I hope that the noble Baroness, Lady Miller, will forgive me if I do not follow her down the nuclear road, except to agree entirely with her that the chances of France giving up its nuclear deterrent are zero at best. None the less, there will be a French tendency to work more closely with Germany. If one effect of that is to prevent another division, as there was over Libya, so much the better. However, I do not see that closer Franco-German defence co-operation should in any way affect the case for strong, continuing and developing Franco-British co-operation.
At the risk of repeating what I have said in other debates in your Lordships’ House, one of the clearest examples of the need for strong Franco-British co-operation is over Mali. There may be a tendency— I have heard it said from time to time—to ask what our interest is in a part of Africa which the French know a great deal better than we do. However, the establishment in northern Mali of an al-Qaeda/Boko Haram/radical Tuareg state can have or will have a direct and destabilising effect on our interests in the region, in north Africa and, through support for terrorism, much closer to home. Perhaps the Minister can assure us that we indeed see this as a potential threat to our interests and will work with the French to try to resolve it and participate actively in an EU mission, if there is to be one.
I should say a word about defence procurement and industrial collaboration. I have to say that I regret the breakdown of negotiations between EADS and BAE Systems on a merger. This seems to be a case where the commercial logic for a merger was compelling, but the political difficulty is great and the issue, I fear, became public—for whatever reason—before the political issues had been sorted out. I do not at present clearly see BAE’s alternative strategy. I hope that the Minister was right in saying yesterday that it would continue to thrive on its own. Does he think that that is really the only option now before British Aerospace?
Finally, on defence procurement, I believe, as others have said, that the European Defence Agency has a role to play, as the report argues, in greater co-ordination and the development of capability, particularly at a time of budgetary constraint.

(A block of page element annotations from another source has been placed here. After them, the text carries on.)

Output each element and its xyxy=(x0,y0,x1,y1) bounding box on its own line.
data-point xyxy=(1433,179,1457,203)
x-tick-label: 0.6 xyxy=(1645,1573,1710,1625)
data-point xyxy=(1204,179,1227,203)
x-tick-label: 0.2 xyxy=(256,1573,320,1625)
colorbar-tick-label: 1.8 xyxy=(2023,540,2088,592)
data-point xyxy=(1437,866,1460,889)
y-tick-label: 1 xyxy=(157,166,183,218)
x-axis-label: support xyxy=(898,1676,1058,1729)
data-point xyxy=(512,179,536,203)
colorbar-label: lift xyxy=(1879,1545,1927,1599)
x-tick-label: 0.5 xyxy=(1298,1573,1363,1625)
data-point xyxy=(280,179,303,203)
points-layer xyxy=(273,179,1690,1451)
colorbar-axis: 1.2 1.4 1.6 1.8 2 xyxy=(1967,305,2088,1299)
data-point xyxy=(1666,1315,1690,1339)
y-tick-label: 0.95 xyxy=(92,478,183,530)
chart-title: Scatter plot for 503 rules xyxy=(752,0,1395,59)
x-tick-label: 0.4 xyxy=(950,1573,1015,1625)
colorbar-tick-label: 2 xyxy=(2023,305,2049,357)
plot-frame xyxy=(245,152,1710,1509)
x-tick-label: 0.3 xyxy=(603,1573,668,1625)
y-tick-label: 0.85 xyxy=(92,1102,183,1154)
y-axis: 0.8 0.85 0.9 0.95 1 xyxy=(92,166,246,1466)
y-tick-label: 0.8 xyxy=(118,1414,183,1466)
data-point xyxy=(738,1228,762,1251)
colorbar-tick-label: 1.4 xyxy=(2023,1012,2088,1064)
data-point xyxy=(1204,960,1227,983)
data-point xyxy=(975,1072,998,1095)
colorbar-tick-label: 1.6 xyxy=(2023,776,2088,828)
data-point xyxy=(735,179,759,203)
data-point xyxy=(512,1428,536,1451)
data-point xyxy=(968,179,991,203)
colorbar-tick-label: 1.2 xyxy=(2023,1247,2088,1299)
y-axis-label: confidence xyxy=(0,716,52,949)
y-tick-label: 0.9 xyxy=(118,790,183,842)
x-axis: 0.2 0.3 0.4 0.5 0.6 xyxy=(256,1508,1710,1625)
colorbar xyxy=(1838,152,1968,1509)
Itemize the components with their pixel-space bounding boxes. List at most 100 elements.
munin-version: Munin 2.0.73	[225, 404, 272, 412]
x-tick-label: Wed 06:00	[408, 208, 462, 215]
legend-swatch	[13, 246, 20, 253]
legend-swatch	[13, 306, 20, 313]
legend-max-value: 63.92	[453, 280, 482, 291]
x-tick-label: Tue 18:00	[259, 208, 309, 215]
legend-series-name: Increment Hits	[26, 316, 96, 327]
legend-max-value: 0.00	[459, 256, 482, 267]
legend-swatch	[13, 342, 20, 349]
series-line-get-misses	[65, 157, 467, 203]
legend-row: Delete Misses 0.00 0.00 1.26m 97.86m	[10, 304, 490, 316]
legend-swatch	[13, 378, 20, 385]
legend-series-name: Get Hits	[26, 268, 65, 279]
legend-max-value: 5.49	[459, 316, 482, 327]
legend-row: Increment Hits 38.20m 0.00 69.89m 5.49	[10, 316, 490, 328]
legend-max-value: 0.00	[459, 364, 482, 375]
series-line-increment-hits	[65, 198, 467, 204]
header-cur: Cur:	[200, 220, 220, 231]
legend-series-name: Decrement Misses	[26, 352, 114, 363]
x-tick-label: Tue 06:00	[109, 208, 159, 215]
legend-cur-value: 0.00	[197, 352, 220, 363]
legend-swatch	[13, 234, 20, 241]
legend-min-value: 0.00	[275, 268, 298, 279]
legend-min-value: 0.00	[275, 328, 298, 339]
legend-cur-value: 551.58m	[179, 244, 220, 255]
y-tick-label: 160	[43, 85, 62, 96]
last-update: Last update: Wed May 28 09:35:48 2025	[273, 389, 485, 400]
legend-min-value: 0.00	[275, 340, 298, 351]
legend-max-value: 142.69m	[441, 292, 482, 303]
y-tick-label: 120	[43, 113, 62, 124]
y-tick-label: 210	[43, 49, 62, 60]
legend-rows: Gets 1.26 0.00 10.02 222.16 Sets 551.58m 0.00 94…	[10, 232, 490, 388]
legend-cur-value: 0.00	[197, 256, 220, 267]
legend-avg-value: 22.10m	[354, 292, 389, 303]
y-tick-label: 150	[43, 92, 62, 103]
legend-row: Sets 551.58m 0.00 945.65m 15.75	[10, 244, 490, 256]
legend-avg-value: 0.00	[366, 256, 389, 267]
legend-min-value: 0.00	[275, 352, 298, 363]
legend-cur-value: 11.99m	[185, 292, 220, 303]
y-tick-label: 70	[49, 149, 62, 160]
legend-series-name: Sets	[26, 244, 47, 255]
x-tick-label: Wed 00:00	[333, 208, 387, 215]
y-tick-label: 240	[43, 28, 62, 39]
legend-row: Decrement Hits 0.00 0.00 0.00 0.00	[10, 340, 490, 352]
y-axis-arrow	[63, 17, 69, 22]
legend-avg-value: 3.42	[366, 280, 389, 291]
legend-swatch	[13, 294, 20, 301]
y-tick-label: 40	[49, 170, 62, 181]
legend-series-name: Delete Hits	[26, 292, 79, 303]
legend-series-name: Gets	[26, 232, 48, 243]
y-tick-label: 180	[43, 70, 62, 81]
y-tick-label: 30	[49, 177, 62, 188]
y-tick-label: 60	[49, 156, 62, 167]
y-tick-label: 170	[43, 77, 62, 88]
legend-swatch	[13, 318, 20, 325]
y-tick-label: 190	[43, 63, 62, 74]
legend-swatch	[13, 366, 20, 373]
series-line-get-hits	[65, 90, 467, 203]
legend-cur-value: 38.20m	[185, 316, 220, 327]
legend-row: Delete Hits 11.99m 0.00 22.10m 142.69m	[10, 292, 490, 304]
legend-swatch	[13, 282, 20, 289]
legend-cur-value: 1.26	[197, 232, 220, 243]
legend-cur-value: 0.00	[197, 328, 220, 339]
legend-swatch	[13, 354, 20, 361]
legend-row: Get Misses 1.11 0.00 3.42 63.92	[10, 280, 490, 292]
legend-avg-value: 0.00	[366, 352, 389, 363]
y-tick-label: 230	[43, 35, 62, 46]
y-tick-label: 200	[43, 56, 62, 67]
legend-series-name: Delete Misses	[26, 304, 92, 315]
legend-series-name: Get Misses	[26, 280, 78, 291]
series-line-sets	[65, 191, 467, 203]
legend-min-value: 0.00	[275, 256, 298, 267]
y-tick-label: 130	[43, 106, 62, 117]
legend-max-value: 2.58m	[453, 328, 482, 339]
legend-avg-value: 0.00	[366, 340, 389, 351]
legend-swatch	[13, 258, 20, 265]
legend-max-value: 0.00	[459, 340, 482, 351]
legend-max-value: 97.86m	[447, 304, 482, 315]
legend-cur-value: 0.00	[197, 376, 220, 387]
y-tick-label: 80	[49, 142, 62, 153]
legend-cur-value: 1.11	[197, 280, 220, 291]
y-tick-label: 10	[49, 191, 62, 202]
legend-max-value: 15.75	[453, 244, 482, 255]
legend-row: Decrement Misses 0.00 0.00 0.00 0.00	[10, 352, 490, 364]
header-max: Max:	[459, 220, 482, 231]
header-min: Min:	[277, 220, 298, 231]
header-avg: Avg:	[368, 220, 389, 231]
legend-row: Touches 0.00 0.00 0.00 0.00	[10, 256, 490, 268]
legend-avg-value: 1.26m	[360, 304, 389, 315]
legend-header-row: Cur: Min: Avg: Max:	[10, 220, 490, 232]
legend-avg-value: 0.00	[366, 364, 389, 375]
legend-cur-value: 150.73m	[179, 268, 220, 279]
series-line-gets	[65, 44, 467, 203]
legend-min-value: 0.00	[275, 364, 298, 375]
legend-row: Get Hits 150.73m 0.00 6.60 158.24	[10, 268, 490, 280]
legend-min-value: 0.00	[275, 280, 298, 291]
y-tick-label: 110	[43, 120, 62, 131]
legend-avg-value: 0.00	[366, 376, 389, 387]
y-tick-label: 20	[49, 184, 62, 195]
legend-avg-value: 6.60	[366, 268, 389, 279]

I know that the Government are considering their position in the EDA, and I noted carefully what the Minister said yesterday. Still, towards the end of a—how shall I put it?—characteristically thoughtful speech on the European Union yesterday, the Foreign Secretary said that the British felt that,
“in too many ways the EU is something that is done to them, not something over which they have a say”.
However, it is very difficult to have a say and to make your voice heard if you are not in the room. That is an important point to bear in mind when reflecting on our role in the EDA and indeed on broader European Union issues.